Kawhi Leonard und Aspiration: Ein wachsendes Problem für die NBA
Die komplexe und undurchsichtige Lage stellt für die Liga eine immer größere Herausforderung dar und lässt sie angesichts der Verzögerung des Transfers schlecht dastehen. Auch wenn die NBA die unabhängige Untersuchung nicht beschleunigen kann, sind die Teams auf volle Transparenz angewiesen, was bisher eindeutig nicht gegeben war.
Wie Charania mitteilte, wurde der Leonard-Trade – der am 30. Juni prinzipiell vereinbart wurde – erst ausgesetzt, als Clippers und Raptors kurz davorstanden, die Transaktion abzuschließen.
Charania erklärte:
„Anfang der Woche sollten die Raptors und Clippers einen Anruf tätigen, um den Deal abzuschließen … doch der Liga zufolge wurde dieser Anruf verschoben und nun entschieden, dass die Teams nicht fortfahren, es sei denn, die Raptors übernehmen das Risiko möglicher Konsequenzen aus der Untersuchung.“
Beide Teams veröffentlichten im Anschluss Stellungnahmen. Die Clippers beteuerten erneut ihre Unschuld und erklärten: „Wir haben kein Geld über Aspiration an Kawhi Leonard weitergeleitet.“
Weiter hieß es: „Wie viele erfahrene Investoren, Finanzinstitute und Geschäftspartner wurden auch wir Opfer eines Betrugs, der von Sanberg initiiert wurde.“
Die Raptors erklärten, sie seien „weiterhin sehr daran interessiert, Kawhi nach Toronto zurückzuholen“, wo er 2019 die NBA-Meisterschaft gewann, „werden jedoch warten, bis die Untersuchung abgeschlossen ist.“
Bis dahin befinden sich beide Teams in einer Warteschleife, während die New Yorker Kanzlei Wachtell, Lipton, Rosen & Katz die Untersuchung abschließt. Sollte sich herausstellen, dass die Clippers keine Verstöße begangen haben, kann der Deal finalisiert werden – ohne Folgen. Wird jedoch eine Umgehung der Gehaltsobergrenze festgestellt, könnten die Konsequenzen enorm sein.

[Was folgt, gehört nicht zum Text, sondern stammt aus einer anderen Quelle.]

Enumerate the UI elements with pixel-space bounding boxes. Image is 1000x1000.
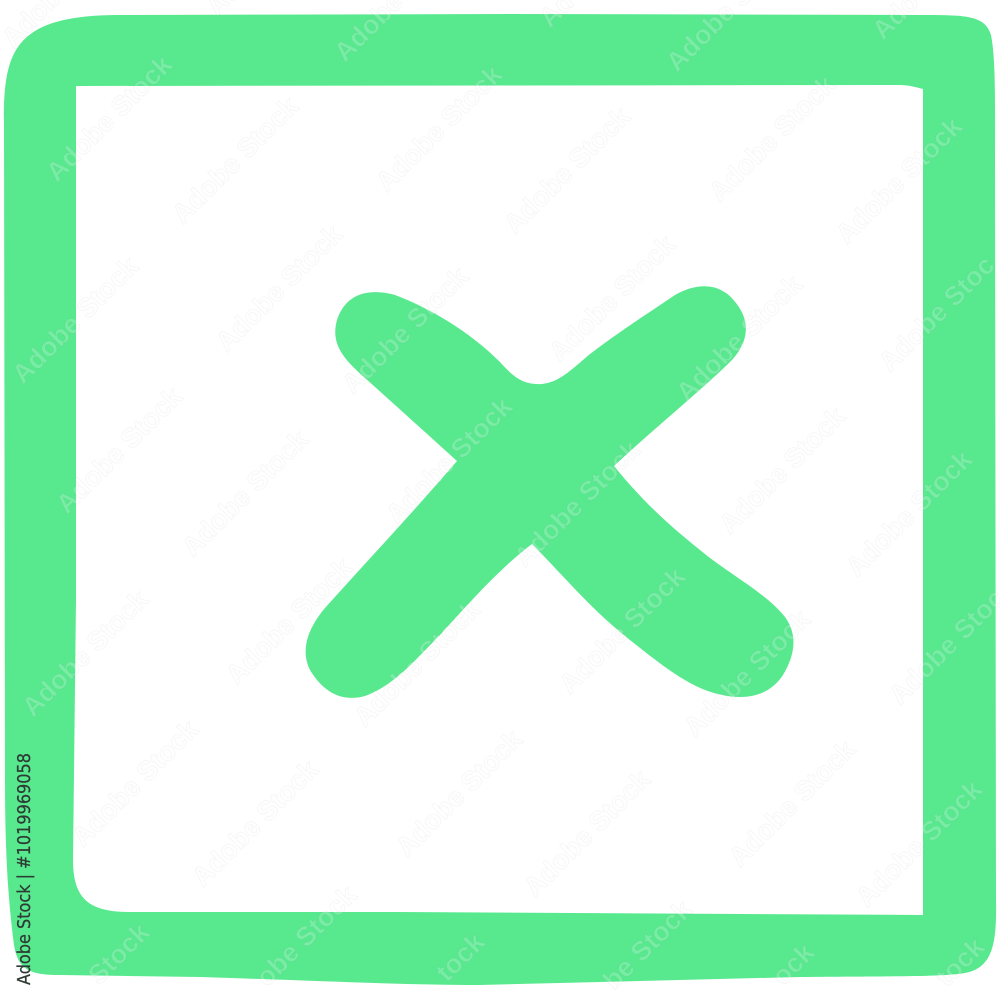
watermark pattern: Stock [82, 916, 156, 990]
watermark pattern: Adobe Stock [380, 391, 519, 529]
watermark pattern: Adobe Stock [850, 774, 989, 912]
watermark pattern: Adobe Stock [543, 229, 682, 367]
watermark pattern: Adobe Stock [553, 561, 692, 699]
icon: cross mark [306, 286, 793, 698]
watermark pattern: Adobe Stock [16, 584, 155, 722]
watermark pattern: Adobe Stock [176, 424, 315, 562]
watermark pattern: Adobe Stock [210, 219, 349, 357]
watermark pattern: obe Stock [250, 879, 363, 992]
watermark pattern: Adobe Stock [518, 764, 657, 902]
watermark pattern: Adobe Stock [50, 381, 189, 519]
watermark pattern: Adobe Stock [166, 91, 305, 229]
watermark pattern: Adobe Stock [840, 444, 979, 582]
watermark pattern: Adobe Stock [186, 754, 325, 892]
watermark pattern: be Stock [597, 894, 699, 995]
watermark id text: Adobe Stock | #1019969058 [15, 753, 35, 985]
watermark pattern: Adobe Stock [370, 59, 509, 197]
watermark pattern: Adobe Stoc [873, 250, 1000, 377]
watermark pattern: Adobe Stock [678, 604, 817, 742]
watermark pattern: Adobe Stock [703, 69, 842, 207]
watermark pattern: Adobe Stock [670, 269, 809, 407]
watermark pattern: tock [430, 926, 491, 987]
watermark pattern: Adobe Stock [220, 552, 359, 690]
watermark pattern: Adobe Stock [830, 111, 969, 249]
watermark pattern: ock [766, 936, 821, 991]
watermark pattern: Adobe Stock [336, 261, 475, 399]
watermark pattern: Adobe Stock [390, 724, 529, 862]
watermark pattern: tock [930, 931, 991, 992]
watermark pattern: Adobe Stock [713, 401, 852, 539]
watermark pattern: Adobe Stock [498, 101, 637, 239]
watermark pattern: Adobe Stock [723, 734, 862, 872]
watermark pattern: Adobe Stock [40, 49, 179, 187]
watermark pattern: Adobe Stock [348, 594, 487, 732]
watermark pattern: Adobe Stock [66, 714, 205, 852]
watermark pattern: Adobe Stock [508, 434, 647, 572]
watermark pattern: Adobe Stock [6, 251, 145, 389]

In diesem Fall könnte Leonards Vertrag für ungültig erklärt werden, was den bereits vereinbarten Transfer platzen ließe. Das wäre das Worst-Case-Szenario für alle Beteiligten, besonders für Toronto. Zwar ist es verständlich, Transfers eines Spielers unter Untersuchung zu hinterfragen, doch die Liga hätte allen Teams zu Beginn der Offseason klar kommunizieren müssen, dass jeder Transfer Leonards von der Untersuchung betroffen wäre.

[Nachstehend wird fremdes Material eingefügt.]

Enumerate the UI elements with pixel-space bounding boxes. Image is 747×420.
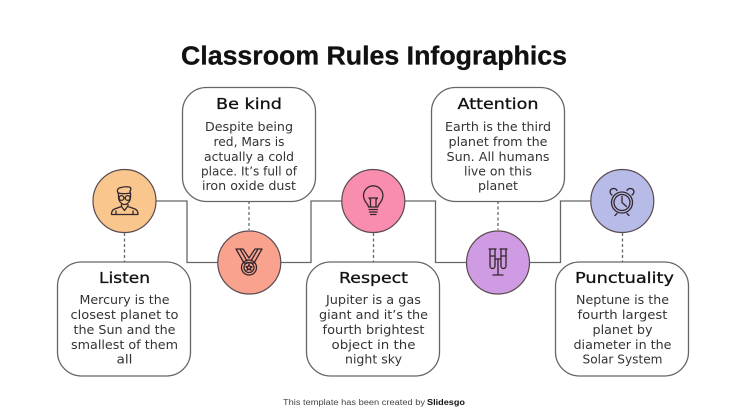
text: respect: giant and it’s the — [319, 308, 428, 322]
panel: listen — [58, 262, 190, 376]
text: punctuality: Neptune is the — [576, 293, 669, 307]
icon: test tubes in purple circle — [466, 231, 530, 294]
text: attention: Sun. All humans — [446, 150, 550, 164]
text: punctuality: planet by — [592, 323, 652, 337]
text: punctuality: diameter in the — [574, 338, 672, 352]
text: listen: the Sun and the — [74, 323, 176, 337]
heading: be kind: Be kind — [216, 95, 282, 113]
text: be kind: actually a cold — [204, 150, 294, 164]
text: respect: Jupiter is a gas — [325, 293, 421, 307]
text: listen: Mercury is the — [80, 293, 170, 307]
text: attention — [445, 120, 551, 193]
text: listen: closest planet to — [70, 308, 178, 322]
icon: medal in salmon circle — [218, 231, 281, 294]
text: be kind: place. It’s full of — [201, 164, 298, 178]
text: respect — [319, 293, 428, 366]
text: attention: planet from the — [448, 135, 548, 149]
heading: respect: Respect — [339, 269, 408, 287]
icon: light bulb in pink circle — [342, 170, 405, 232]
text: respect: object in the — [332, 338, 416, 352]
icon: student in orange circle — [93, 170, 156, 232]
title: Classroom Rules Infographics — [181, 42, 567, 70]
connector line — [156, 201, 591, 262]
text: punctuality — [574, 293, 672, 366]
text: listen: all — [116, 352, 132, 366]
text: punctuality: Solar System — [582, 352, 662, 366]
panel: attention — [432, 88, 564, 202]
text: punctuality: fourth largest — [578, 308, 668, 322]
text: attention: planet — [478, 179, 518, 193]
text: attention: live on this — [464, 164, 532, 178]
panel: punctuality — [556, 262, 688, 376]
heading: listen: Listen — [99, 269, 150, 287]
text: attention: Earth is the third — [445, 120, 551, 134]
panel: respect — [306, 262, 440, 376]
dashed connectors — [124, 201, 622, 262]
text: respect: night sky — [345, 352, 402, 366]
text: respect: fourth brightest — [322, 323, 425, 337]
panel: be kind — [182, 88, 316, 202]
footer credit: This template has been created by — [283, 398, 425, 407]
heading: punctuality: Punctuality — [575, 269, 674, 287]
text: listen: smallest of them — [71, 338, 178, 352]
text: be kind: iron oxide dust — [202, 179, 296, 193]
footer brand: Slidesgo — [427, 398, 465, 407]
text: be kind — [201, 120, 298, 193]
text: listen — [70, 293, 178, 366]
text: be kind: red, Mars is — [214, 135, 284, 149]
icon: alarm clock in lavender circle — [591, 170, 654, 232]
text: be kind: Despite being — [205, 120, 293, 134]
heading: attention: Attention — [458, 95, 538, 113]
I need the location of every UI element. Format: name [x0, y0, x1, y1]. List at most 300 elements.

Wäre dies bekannt gewesen, hätten die Raptors möglicherweise auf einen anderen verfügbaren All-Star gesetzt oder weniger für Leonard geboten.
Der geplante Transfer hatte auch erhebliche Auswirkungen auf die Wettmärkte: BetMGM berichtete am Mittwoch, dass Toronto vor Bekanntwerden des Deals bei +12500 stand, um 2027 Meister zu werden, und +3000, um das Finale zu erreichen. Danach sanken die Quoten auf +2200 (NBA-Titel) und +800 (Meister der Eastern Conference).
„Zu einem Zeitpunkt entfielen 45 Prozent der Wetten auf den Gewinn der Eastern Conference auf die Raptors“, so BetMGM weiter.
Die Leonard-Affäre belastet nicht nur die Clippers und Raptors. Trotz der komplexen Lage hat die NBA die Situation nicht leichter gemacht.